Sobre en énergie juste nécessaire

Un parallèle tout trouvé pour la deuxième table ronde sur l’efficacité énergétique, ainsi résumé par Frédéric Catherin comme « le juste nécessaire », en énergies, que son cabinet Energie 3 prowatt conseille de « récupérer tout ce qui est récupérable ». Il donnait l’exemple des groupes frigorifiques qui produisent du chaud servant à chauffer des bâtiments par ailleurs. « On identifie des zones non efficaces pour les rendre efficaces dans le temps ».

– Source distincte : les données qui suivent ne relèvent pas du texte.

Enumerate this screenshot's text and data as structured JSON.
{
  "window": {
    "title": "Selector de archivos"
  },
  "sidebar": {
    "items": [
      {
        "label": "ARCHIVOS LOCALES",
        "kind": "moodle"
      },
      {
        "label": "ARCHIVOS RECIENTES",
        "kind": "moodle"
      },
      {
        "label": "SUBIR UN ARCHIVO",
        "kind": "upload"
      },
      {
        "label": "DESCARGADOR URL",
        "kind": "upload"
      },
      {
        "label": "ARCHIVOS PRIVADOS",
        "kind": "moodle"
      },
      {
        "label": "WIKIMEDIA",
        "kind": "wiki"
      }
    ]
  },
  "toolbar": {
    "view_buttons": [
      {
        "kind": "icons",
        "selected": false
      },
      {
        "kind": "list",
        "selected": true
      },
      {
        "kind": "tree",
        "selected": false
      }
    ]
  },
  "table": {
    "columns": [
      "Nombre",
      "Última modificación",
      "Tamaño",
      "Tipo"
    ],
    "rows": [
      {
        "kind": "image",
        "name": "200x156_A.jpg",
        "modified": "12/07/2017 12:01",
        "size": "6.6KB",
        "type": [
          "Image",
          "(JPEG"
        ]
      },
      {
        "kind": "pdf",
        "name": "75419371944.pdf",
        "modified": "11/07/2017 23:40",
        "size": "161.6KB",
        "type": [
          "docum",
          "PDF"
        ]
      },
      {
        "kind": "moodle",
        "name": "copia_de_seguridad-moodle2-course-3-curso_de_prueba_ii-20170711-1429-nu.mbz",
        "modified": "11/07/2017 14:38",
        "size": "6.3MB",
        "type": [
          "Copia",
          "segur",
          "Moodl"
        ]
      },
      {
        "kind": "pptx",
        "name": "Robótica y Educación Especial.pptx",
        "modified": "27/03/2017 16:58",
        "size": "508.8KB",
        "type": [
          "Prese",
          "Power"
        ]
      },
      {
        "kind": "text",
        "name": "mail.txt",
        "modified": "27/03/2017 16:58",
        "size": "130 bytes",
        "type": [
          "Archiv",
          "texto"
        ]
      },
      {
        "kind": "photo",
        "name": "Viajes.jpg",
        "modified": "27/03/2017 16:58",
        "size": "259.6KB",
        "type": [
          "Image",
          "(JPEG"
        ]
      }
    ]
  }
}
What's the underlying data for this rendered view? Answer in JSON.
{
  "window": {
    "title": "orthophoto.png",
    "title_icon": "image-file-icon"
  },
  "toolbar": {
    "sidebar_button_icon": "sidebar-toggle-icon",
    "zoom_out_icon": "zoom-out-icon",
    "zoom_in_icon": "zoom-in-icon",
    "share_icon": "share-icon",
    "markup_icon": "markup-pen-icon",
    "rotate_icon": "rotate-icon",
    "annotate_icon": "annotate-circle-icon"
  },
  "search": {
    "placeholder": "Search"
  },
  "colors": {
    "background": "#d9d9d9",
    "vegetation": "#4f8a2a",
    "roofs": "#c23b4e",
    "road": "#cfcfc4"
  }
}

Avec des factures multipliées parfois par dix, depuis la guerre en Ukraine, la « prise de conscience » est réelle côté entreprises qui le sollicitent davantage. Pour Nicolas Bouilloux, président du groupe Essent ! el (plusieurs enseignes commerciales), le « choc » a été réellement le « risque de coupures d’électricité » à l’hiver 2022, lui qui avait auparavant déjà passé tous ses fours de boulangerie du gaz à l’électricité. Mais il n’est pas prêt à tout pour autant, la « note Google » de ses magasins ne doit pas en pâtir et donc pas question de trop baisser le chauffage côté cabines d’essayage de vêtements, avouait-il. En tant que chef d’entreprise, le plus important, selon lui, est surtout de « savoir faire le tri dans les cabinets de conseils et d’audits pour s’orienter vers de bonnes solutions. Sinon, on peut y passer sa vie ». CCI, Ademe, BPI… sont des sources pour aussi être « aiguillé ». Le Crédit Agricole est aussi là pour.

Incitation publique avant des normes obligatoires ?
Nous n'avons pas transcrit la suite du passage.